Bias and conflicts of interest are, of course, related to each other;  but they also differ, in that the former can be based purely on thoughts (or feelings or beliefs) whereas the latter generally requires something truly tangible, such as an economic or familial relationship. Prior postings on bias – particularly those underpinning the field of behavioral ethics – can be found here. But, the world of bias is a vast one, and there is much to be explored about it.

A study recently summarized on the Harvard Law School Forum on Corporate Governance and Financial Regulation offers an interesting example of one type of bias among CEOs. The author of the study – Scott E. Yonker, of Cornell University – sought to determine “Do Managers Give Hometown Labor an Edge?”, based on a review of certain employment-related decisions affecting company operations of varying distances from the hometowns of the companies’ respective CEO’s. The answer – somewhat unsurprisingly, at least to me – was Yes: “The results show that following periods of industry distress, units located near CEOs’ hometowns experience fewer employment and pay reductions, and are less likely to be divested relative to other units within the same firm. Units located closer to CEO birthplaces experience 4.1% greater employment growth and 2.4% greater wage growth compared to similar units. Since employment and wages fall by 3.0% at the average firm unit following industry distress, these findings suggest that hometown units are largely spared. Moreover, these differences have seemingly permanent effects, the wage differences last at least three years, while employment differences revert about three years after industry downturns. With regard to divestitures, units that are more distant from CEO birthplaces are about 6% more likely to be divested.”

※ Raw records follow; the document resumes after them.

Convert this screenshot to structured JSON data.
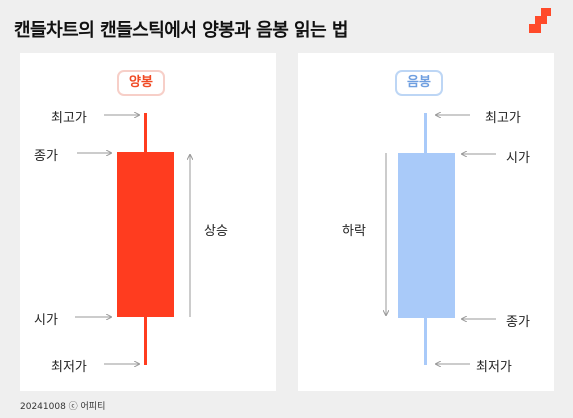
{
  "title": "캔들차트의 캔들스틱에서 양봉과 음봉 읽는 법",
  "colors": {
    "bullish": "#ff3c1f",
    "bearish": "#a9caf9",
    "arrow": "#999999",
    "logo": "#ff4a2a"
  },
  "bullish": {
    "badge": "양봉",
    "high": "최고가",
    "close": "종가",
    "open": "시가",
    "low": "최저가",
    "direction": "상승"
  },
  "bearish": {
    "badge": "음봉",
    "high": "최고가",
    "open": "시가",
    "close": "종가",
    "low": "최저가",
    "direction": "하락"
  },
  "footer": "20241008 ⓒ 어피티",
  "logo_icon": "brand-logo-icon"
}
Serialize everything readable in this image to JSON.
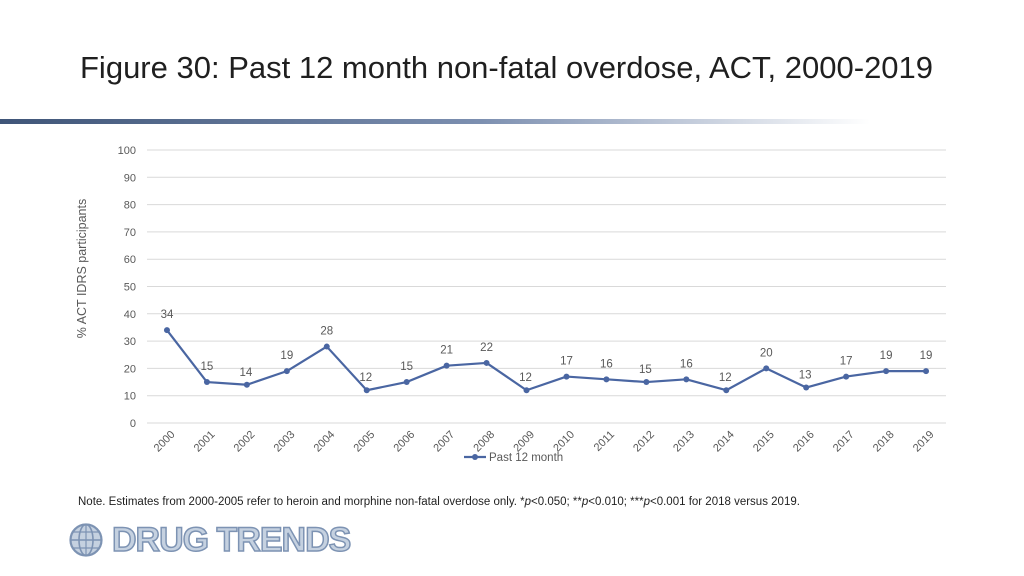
{
  "slide": {
    "title": "Figure 30: Past 12 month non-fatal overdose, ACT, 2000-2019",
    "note_prefix": "Note. Estimates from 2000-2005 refer to heroin and morphine non-fatal overdose only. *",
    "note_p1": "p",
    "note_mid1": "<0.050; **",
    "note_p2": "p",
    "note_mid2": "<0.010; ***",
    "note_p3": "p",
    "note_suffix": "<0.001 for 2018 versus 2019.",
    "logo_text": "DRUG TRENDS"
  },
  "colors": {
    "series": "#4a66a2",
    "grid": "#d9d9d9",
    "axis_text": "#595959"
  },
  "chart_data": {
    "type": "line",
    "title": "",
    "xlabel": "",
    "ylabel": "% ACT IDRS participants",
    "ylim": [
      0,
      100
    ],
    "yticks": [
      0,
      10,
      20,
      30,
      40,
      50,
      60,
      70,
      80,
      90,
      100
    ],
    "grid": true,
    "legend_position": "bottom-center",
    "categories": [
      "2000",
      "2001",
      "2002",
      "2003",
      "2004",
      "2005",
      "2006",
      "2007",
      "2008",
      "2009",
      "2010",
      "2011",
      "2012",
      "2013",
      "2014",
      "2015",
      "2016",
      "2017",
      "2018",
      "2019"
    ],
    "series": [
      {
        "name": "Past 12 month",
        "values": [
          34,
          15,
          14,
          19,
          28,
          12,
          15,
          21,
          22,
          12,
          17,
          16,
          15,
          16,
          12,
          20,
          13,
          17,
          19,
          19
        ]
      }
    ]
  }
}
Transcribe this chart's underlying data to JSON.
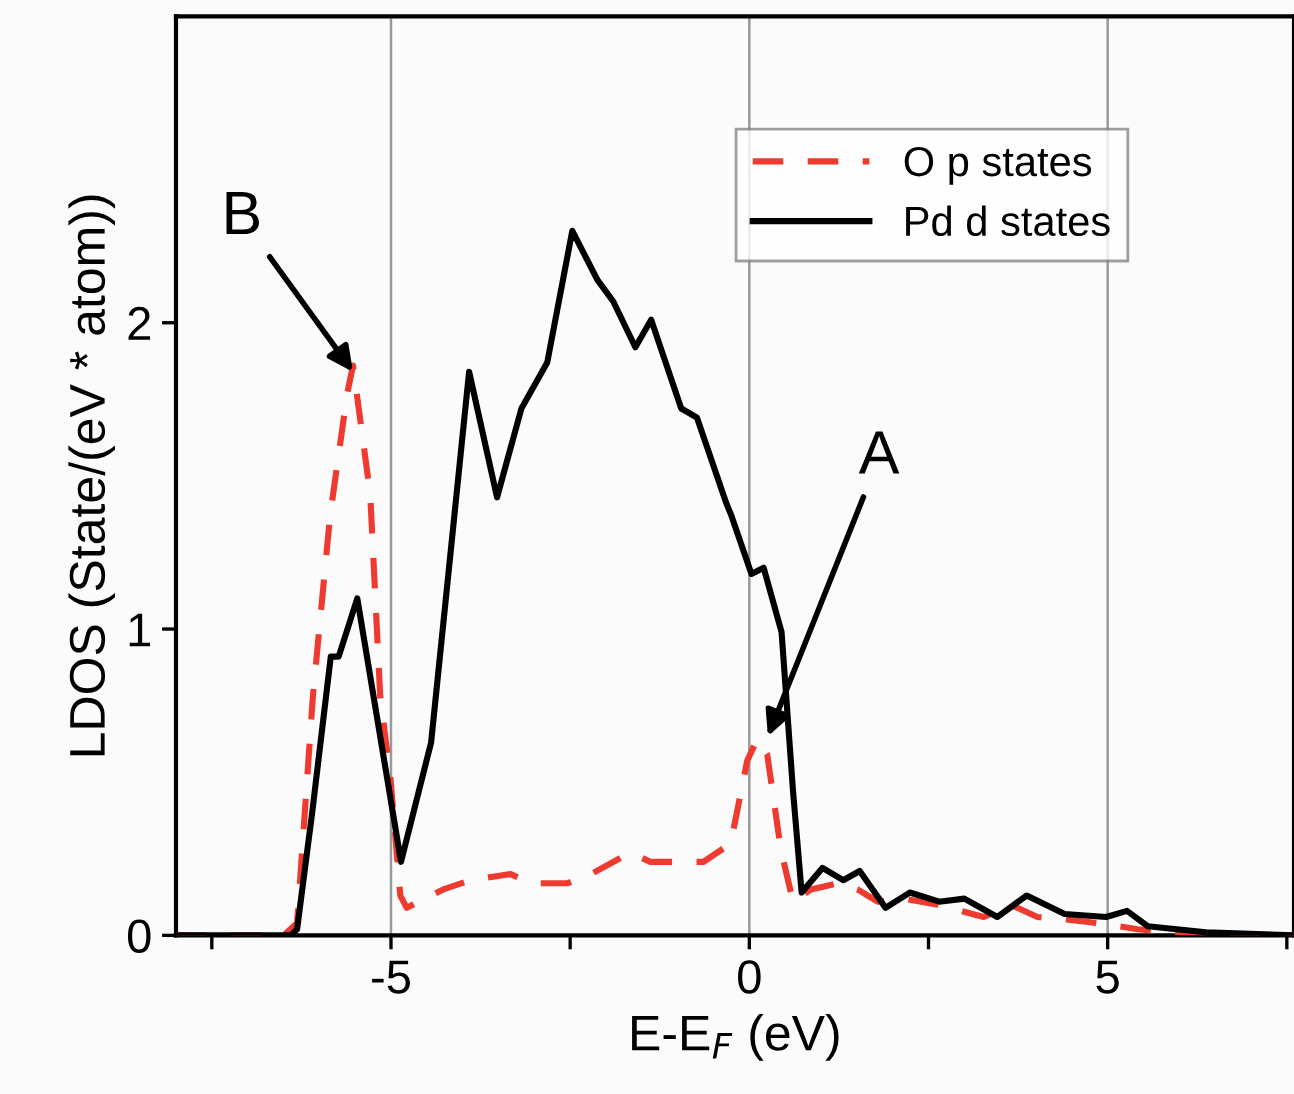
{
  "chart_data": {
    "type": "line",
    "xlabel": "E-E$_{F}$ (eV)",
    "ylabel": "LDOS (State/(eV * atom))",
    "xlim": [
      -8,
      7.6
    ],
    "ylim": [
      0,
      3
    ],
    "xticks": [
      {
        "value": -7.5,
        "label": null
      },
      -5,
      {
        "value": -2.5,
        "label": null
      },
      0,
      {
        "value": 2.5,
        "label": null
      },
      5,
      {
        "value": 7.5,
        "label": null
      }
    ],
    "yticks": [
      0,
      1,
      2
    ],
    "grid": false,
    "legend": "top right",
    "ref_lines": [
      {
        "axis": "x",
        "value": -5,
        "color": "#999999"
      },
      {
        "axis": "x",
        "value": 0,
        "color": "#999999"
      },
      {
        "axis": "x",
        "value": 5,
        "color": "#999999"
      }
    ],
    "annotations": [
      {
        "text": "B",
        "x": -5.53,
        "y": 1.84
      },
      {
        "text": "A",
        "x": 0.26,
        "y": 0.65
      }
    ],
    "series": [
      {
        "name": "O p states",
        "color": "#ee3a2f",
        "line_style": "dashed",
        "x": [
          -8,
          -6.5,
          -6.31,
          -6.09,
          -5.85,
          -5.61,
          -5.53,
          -5.29,
          -5.15,
          -5.01,
          -4.87,
          -4.78,
          -4.27,
          -3.89,
          -3.33,
          -3.05,
          -2.54,
          -2.21,
          -1.66,
          -1.38,
          -0.64,
          -0.26,
          -0.03,
          0.11,
          0.25,
          0.44,
          0.61,
          0.86,
          1.23,
          1.51,
          1.79,
          2.15,
          2.63,
          3.27,
          3.65,
          4.02,
          4.49,
          4.86,
          5.42,
          5.89,
          7.6
        ],
        "values": [
          0,
          0,
          0.04,
          0.78,
          1.37,
          1.77,
          1.86,
          1.44,
          0.78,
          0.52,
          0.13,
          0.09,
          0.15,
          0.18,
          0.2,
          0.17,
          0.17,
          0.2,
          0.27,
          0.24,
          0.24,
          0.3,
          0.57,
          0.64,
          0.59,
          0.28,
          0.11,
          0.15,
          0.17,
          0.15,
          0.11,
          0.12,
          0.1,
          0.06,
          0.1,
          0.06,
          0.05,
          0.04,
          0.02,
          0.01,
          0
        ]
      },
      {
        "name": "Pd d states",
        "color": "#000000",
        "line_style": "solid",
        "x": [
          -8,
          -6.4,
          -6.31,
          -6.1,
          -5.84,
          -5.73,
          -5.47,
          -4.86,
          -4.44,
          -3.91,
          -3.52,
          -3.18,
          -2.82,
          -2.47,
          -2.12,
          -1.9,
          -1.59,
          -1.37,
          -0.95,
          -0.73,
          -0.32,
          -0.25,
          0.03,
          0.2,
          0.45,
          0.61,
          0.73,
          1.02,
          1.31,
          1.54,
          1.9,
          2.24,
          2.65,
          3.0,
          3.46,
          3.87,
          4.4,
          4.98,
          5.27,
          5.56,
          6.37,
          7.6
        ],
        "values": [
          0,
          0,
          0.02,
          0.4,
          0.91,
          0.91,
          1.1,
          0.24,
          0.63,
          1.84,
          1.43,
          1.72,
          1.87,
          2.3,
          2.14,
          2.07,
          1.92,
          2.01,
          1.72,
          1.69,
          1.41,
          1.37,
          1.18,
          1.2,
          0.99,
          0.47,
          0.14,
          0.22,
          0.18,
          0.21,
          0.09,
          0.14,
          0.11,
          0.12,
          0.06,
          0.13,
          0.07,
          0.06,
          0.08,
          0.03,
          0.01,
          0
        ]
      }
    ]
  }
}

Is this at all relevant to the work of compliance & ethics professionals? I think the answer to that is Yes, as well. Or more accurately, It should be.

Of course, “hometown” forms of bias are not as pernicious as are those concerning race, gender and other categories of individuals who have historically been the victims of societal oppression. But the true promise of C&E programs extends to addressing all forms of unfairness, both because non-merit-based decision making in the workplace is (from an economic  efficiency perspective) presumptively bad for businesses (i.e., an inefficient use of resources); and because such decisions can lead to demoralization of a workforce (adversely impacting, among other things, the ethical conduct of those so affected).

Ultimately, for a company to have not only a strong compliance program but also an ethics one, the CEO and other leaders would empower the C&E officer to identify and challenge decisions that may be based on bias. (Note that I don’t mean literally  all such decisions, but those that are significant in potential impact and have a meaningful  ethics/fairness dimension.) The leaders would do so because they would understand that being fair is not just a matter of good intentions; rather, it can  also require expertise and effort – both  of which the C&E officer can bring to a challenging set of circumstances.

The C&E movement has  made a lot of progress in the past quarter century, but we are a long way from getting to such a place. Still, as is often said, it is good to have a goal.